Autre exemple : la charrue. La charrue, là, les technologues ont fait de grandes recherches sur la charrue aux moyen-âge, apparition de la charrue, qu’est-ce qui se passe ? Elle remplace une espèce de pré-charrue qui était beaucoup moins efficace et qu’on appelle l’araire, qui est un bout de bois avec un soc, avec un couteau, un bout de bois avec un couteau. Alors on se dit : est-ce que c’est un perfectionnement technique qui fait passer de l’araire à la charrue ? Toutes les recherches des historiens, qui sont très très intéressantes de ce point de vue, elles confirmeraient cet aspect d’une technologie... euh... la nécessité d’une technologie un peu plus philosophique que celle qu’on fait d’habitude. Il se passe ceci. On remarque que l’araire prend surtout son effet et son extension dans un régime de terre sèche et de champs carrés. C’est bizarre ça : terre sèche et champs carrés. Je pourrais vous en raconter là-dessus, c’est que ça marche bien dans le midi notamment, pourquoi ? Parce que ce bout de bois avec un couteau traîné par une vache, c’est l’araire, c’est... ça a un inconvénient c’est que forcément ça rejette la terre que ça rejette occupe... l’intersillon est forcément très grand contrairement à ce qui se passera avec une charrue. Entre deux sillons il y a un grand espace ; dès lors vous voyez la nécessité de quadriller [ ?] il faut traîner l’araire à la fois en long et en large, sinon il y aurait trop d’espace, il faut recouper les intersillons, ce qui implique en effet la forme idéale du champ correspondant à l’araire c’est un champ carré. Et puis une terre sèche puisque l’intersillon est moins conséquent si la terre est sèche, si elle est lourde c’est la catastrophe. Or il y a très longtemps que les technologues ont remarqué que la charrue, elle émerge dans des pays à champs allongés et à terre lourde.

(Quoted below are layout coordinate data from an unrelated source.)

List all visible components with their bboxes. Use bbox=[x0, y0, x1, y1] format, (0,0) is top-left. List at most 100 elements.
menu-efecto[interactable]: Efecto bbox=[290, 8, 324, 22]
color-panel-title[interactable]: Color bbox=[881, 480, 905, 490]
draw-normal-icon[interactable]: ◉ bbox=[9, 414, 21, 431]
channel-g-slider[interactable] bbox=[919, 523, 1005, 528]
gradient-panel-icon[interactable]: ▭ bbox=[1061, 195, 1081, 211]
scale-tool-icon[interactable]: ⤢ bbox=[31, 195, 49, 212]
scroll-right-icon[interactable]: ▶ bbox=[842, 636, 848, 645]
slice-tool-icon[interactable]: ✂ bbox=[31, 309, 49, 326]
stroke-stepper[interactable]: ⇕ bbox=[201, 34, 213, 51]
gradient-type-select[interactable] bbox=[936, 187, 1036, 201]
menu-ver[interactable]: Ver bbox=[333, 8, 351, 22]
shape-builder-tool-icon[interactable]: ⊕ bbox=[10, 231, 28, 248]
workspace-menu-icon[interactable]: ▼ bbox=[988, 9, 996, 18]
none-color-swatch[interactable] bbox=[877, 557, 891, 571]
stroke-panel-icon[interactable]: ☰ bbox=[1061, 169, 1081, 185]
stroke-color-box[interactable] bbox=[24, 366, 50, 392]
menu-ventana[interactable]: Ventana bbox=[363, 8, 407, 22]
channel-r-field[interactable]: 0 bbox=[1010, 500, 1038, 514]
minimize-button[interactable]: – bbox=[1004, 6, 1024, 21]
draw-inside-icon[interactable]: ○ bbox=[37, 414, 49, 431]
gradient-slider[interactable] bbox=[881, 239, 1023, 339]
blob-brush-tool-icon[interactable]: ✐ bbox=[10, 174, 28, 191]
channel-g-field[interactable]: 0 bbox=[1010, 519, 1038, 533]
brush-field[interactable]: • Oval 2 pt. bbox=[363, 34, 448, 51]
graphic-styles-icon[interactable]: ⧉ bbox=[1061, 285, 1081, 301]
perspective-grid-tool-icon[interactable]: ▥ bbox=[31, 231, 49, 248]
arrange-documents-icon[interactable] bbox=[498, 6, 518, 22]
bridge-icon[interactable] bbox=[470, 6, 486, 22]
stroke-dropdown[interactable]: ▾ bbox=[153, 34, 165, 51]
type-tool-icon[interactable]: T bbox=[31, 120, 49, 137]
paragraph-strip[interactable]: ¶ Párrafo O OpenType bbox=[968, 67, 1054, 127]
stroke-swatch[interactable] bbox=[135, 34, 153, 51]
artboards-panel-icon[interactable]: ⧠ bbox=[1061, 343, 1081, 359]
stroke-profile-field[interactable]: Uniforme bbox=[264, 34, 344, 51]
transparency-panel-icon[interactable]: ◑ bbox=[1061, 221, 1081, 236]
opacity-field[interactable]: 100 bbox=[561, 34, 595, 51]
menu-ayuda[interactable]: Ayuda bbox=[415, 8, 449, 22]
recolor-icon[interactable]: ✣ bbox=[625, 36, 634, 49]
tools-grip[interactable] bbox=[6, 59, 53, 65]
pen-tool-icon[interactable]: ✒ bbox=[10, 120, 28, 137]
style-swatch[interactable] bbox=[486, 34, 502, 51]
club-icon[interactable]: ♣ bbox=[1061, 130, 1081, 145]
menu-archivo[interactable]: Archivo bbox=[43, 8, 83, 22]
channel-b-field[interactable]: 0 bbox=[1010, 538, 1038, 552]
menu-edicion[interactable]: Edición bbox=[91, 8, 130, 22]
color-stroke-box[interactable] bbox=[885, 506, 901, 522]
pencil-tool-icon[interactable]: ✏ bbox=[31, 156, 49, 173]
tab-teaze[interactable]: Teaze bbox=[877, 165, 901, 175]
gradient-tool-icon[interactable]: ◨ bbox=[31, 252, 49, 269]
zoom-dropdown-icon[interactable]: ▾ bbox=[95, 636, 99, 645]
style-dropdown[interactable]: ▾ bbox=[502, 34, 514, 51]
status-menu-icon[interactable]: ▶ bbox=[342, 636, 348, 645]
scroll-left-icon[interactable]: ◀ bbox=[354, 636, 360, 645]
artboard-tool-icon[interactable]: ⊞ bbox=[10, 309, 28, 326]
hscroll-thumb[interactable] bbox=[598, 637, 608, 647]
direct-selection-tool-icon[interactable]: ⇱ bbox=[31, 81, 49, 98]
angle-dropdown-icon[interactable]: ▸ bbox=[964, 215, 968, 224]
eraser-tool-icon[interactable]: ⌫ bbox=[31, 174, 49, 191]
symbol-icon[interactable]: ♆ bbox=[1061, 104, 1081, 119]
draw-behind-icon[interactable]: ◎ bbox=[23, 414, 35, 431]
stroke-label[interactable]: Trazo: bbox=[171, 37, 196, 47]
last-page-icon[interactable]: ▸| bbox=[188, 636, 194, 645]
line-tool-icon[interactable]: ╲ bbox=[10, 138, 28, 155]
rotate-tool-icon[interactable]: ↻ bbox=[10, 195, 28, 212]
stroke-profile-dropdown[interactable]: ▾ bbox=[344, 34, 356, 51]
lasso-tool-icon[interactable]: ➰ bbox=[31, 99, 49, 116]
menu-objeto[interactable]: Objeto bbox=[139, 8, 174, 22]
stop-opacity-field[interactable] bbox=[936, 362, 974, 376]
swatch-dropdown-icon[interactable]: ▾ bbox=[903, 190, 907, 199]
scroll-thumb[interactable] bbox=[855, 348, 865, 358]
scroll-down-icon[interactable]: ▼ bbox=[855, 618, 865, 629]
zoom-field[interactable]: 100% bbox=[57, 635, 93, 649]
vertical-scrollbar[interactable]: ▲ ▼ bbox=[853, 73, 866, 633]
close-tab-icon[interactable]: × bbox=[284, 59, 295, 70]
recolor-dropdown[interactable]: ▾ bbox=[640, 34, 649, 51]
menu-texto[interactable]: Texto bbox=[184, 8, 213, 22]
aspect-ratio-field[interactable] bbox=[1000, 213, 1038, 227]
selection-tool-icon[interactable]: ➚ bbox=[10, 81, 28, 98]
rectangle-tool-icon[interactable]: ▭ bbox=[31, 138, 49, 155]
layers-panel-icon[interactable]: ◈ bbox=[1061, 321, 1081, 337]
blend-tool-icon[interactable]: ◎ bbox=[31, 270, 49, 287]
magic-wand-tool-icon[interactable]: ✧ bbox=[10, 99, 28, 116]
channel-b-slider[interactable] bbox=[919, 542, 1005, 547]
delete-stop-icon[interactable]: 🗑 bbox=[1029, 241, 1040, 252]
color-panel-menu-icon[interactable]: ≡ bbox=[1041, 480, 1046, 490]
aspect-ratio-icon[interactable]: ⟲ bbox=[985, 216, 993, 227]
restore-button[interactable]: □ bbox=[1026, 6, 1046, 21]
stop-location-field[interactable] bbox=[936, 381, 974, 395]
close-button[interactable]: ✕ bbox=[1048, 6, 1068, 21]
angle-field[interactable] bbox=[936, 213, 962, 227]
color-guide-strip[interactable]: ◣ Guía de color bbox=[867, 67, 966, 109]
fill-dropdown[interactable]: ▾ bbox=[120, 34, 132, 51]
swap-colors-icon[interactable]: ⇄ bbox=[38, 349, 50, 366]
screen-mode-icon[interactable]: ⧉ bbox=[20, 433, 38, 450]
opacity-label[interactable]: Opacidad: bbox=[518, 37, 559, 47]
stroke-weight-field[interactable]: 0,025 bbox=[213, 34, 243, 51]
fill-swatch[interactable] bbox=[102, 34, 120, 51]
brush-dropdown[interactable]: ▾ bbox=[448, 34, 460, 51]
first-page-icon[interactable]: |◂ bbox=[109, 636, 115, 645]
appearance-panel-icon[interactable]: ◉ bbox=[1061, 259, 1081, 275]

Vous voyez : quand je dis « l’outil » vous ne pouvez pas le penser indépendamment d’un dispositif collectif. Oui, déjà au niveau le plus évident, l’araire n’est pas séparable d’une structure territoriale « champ carré, terre sèche ». La charrue au contraire va prendre dans « champ allongé, terre lourde ». Et puis ce n’est pas tout : la charrue, elle va renvoyer - là je vais vite parce qu’il y en a marre - la charrue, elle va renvoyer au cheval. Encore faut-il qu’il y ait la découverte du cheval comme animal de trait. Le cheval comme animal de trait ce n’est pas rien parce que ça a été.., ce qui implique d’ailleurs d’autres découvertes techniques, c’est-à-dire le collier de cheval qui porte sur l’épaule, et le fer à cheval. Complexe tout ça. Et puis la charrue, ça implique une économie communale ; bon je résume énormément, c’est des recherches très longues tout ça, très fines, très belles. Je dis : la charrue renvoie à un dispositif collectif dont je peux marquer alors, je dirais presque, les singularités : champ allongé, cheval comme bête de trait, collier à épaule, collier portant sur l’épaule, sur les épaules de la bête, fer à cheval, économie communale... vous voyez c’est un dispositif à cinq ou six singularités. Là encore, l’outil technique est incompréhensible et est inséparable d’un dispositif collectif. Autre exemple, pour en finir : l’étrier, très intéressant l’étrier parce que ça prend un certain moment, ça prend guère dans les armées européennes, l’étrier ça prend vers le 9ème siècle, et c’est très curieux parce que la généralisation de l’étrier dans les armées coïncident avec les réformes qui sont les réformes profondes de Charles Martel, réformes d’armée de Charles Martel. Et la réforme de Charles Martel elle implique quoi ? Confiscation des terres d’Eglise, vous me direz : c’est beaucoup de choses pour un étrier, ça ; Ben oui. C’est beaucoup de choses pourquoi ? Parce que : qu’est-ce que c’est un étrier ? Un étrier, si vous le définissez alors comme rapport de forces - c’est tout ça qui est intéressant : quel rapport de forces c’est ? C’est étonnant, c’est : appui latéral du cavalier, c’est-à-dire le cavalier a un équilibre latéral, un appui latéral et non plus simplement un appui devant et derrière par la selle. Ça veut dire quoi ? Ça veut dire qu’il risque beaucoup moins d’être désarçonné. Ça veut dire quoi qu’il risque beaucoup moins d’être désarçonné ? Ça veut dire qu’il peut changer la manière dont il manie sa lance.